Во времена Большого террора и безудержной пропагандистской кампании, сопровождавшейся неправедными судами над инакомыслящими, употреблялись ярлыки, «специально сконструированные для политических нужд»[1] и прочно вошедшие в советский новояз сталинского периода: «вредители», «диверсанты», «троцкисты», «враги народа», «шпионы», «пособники», «фашисты» и т.п. Главная цель «новоязовских слов и грамматических форм»[2] была, как известно, в дискредитации политических оппонентов и врагов советской власти, зачастую мнимых.

Некоторые из таких слов встречаются и в документально-художественных текстах различных циклов «Kолымских рассказов» В. Шаламова. Одно из самых частотных в этом ряду — слово «фашист». В «Современном словаре иностранных слов» зафиксированы такие определения этого понятия: «Фашист — сторонник и последователь фашизма, член фашистской организации»[3].

«Фашизм [ит. fascismo < fascio — пучок, связка, связка, объединение] — реакционное политическое течение, возникшее в ряде стран после первой мировой войны, а также форма тоталитаризма, открыто террористическая диктатура, уничтожающая демократические права и свободы, опирающаяся на прямое насилие, шовинизм и расизм <…>»[4].

В нашей статье мы попытаемся дать ответ на вопрос, насколько исходные определения слова «фашист» соответствуют тем смыслам, которые реализуются в контексте рассказов В. Шаламова.

Одно из первых упоминаний этого слова-ярлыка встречается в рассказе «Ягоды» (1959), в том эпизоде, где вохровец Фадеев жестоко избивает лежащего на снегу, обессилевшего от общих работ, едва живого, голодного доходягу. «Восстановление законности» сопровождается обличительно-воспитательной речью о самом главном во время экзекуции — патриотизме:

«— Слушайте, старик, — сказал он (т.е. вохровец. — Ч.Г.), —быть не может, чтобы такой лоб, как вы, не мог нести такого полена, палочки, можно сказать. Вы явный симулянт. Вы фашист. В час, когда наша родина сражается с врагом, вы суете ей палки в колеса.

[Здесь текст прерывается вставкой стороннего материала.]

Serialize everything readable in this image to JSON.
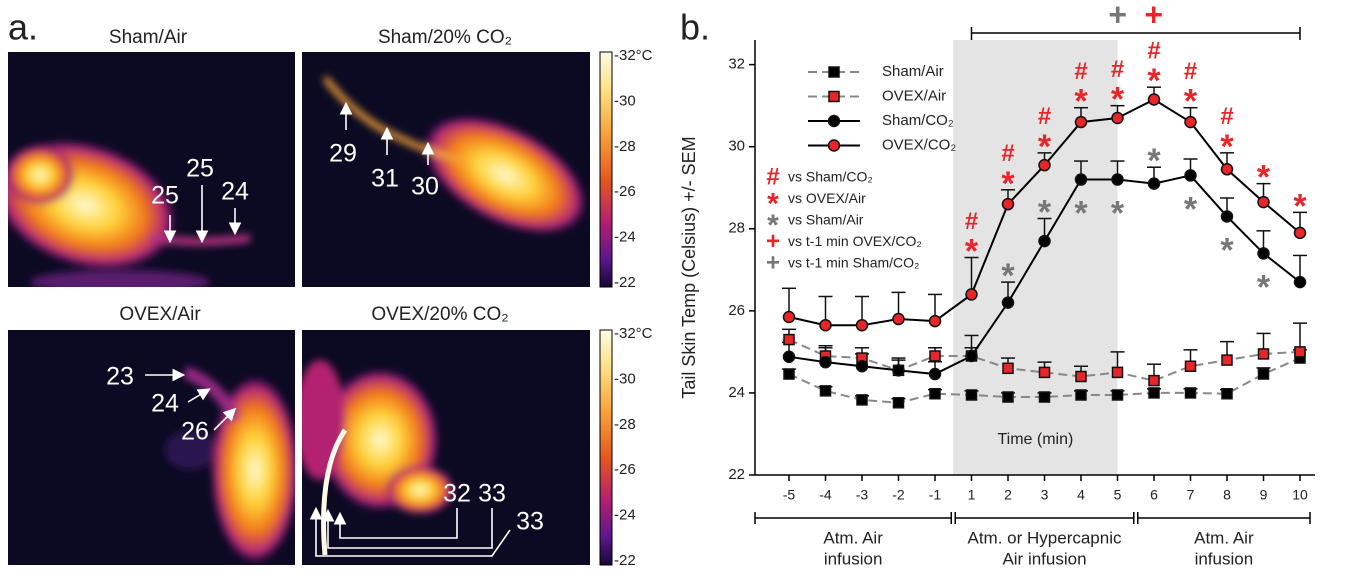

Я не фашист, — сказал я, — я больной и голодный человек. Это ты фашист. Ты читаешь в газетах, как фашисты убивают стариков. Подумай о том, как ты будешь рассказывать своей невесте, что ты делал на Kолыме»[5].

В приведенном фрагменте звучат две противоположные точки зрения на то, кто на Kолыме фашист — избиваемый или избивающий.

В повести Г. Демидова «Без бирки» (1966) в диалоге между вохровцем и зэка сталкиваются те же диаметрально противоположные точки зрения:

«— Ладно, сволочь фашистская, ты у меня в карцере насидишься! — злобно пригрозил сержант, пряча в карман вынутые было наручники.

— Это ты — фашист! — раздался в ответ голос Kушнарёва.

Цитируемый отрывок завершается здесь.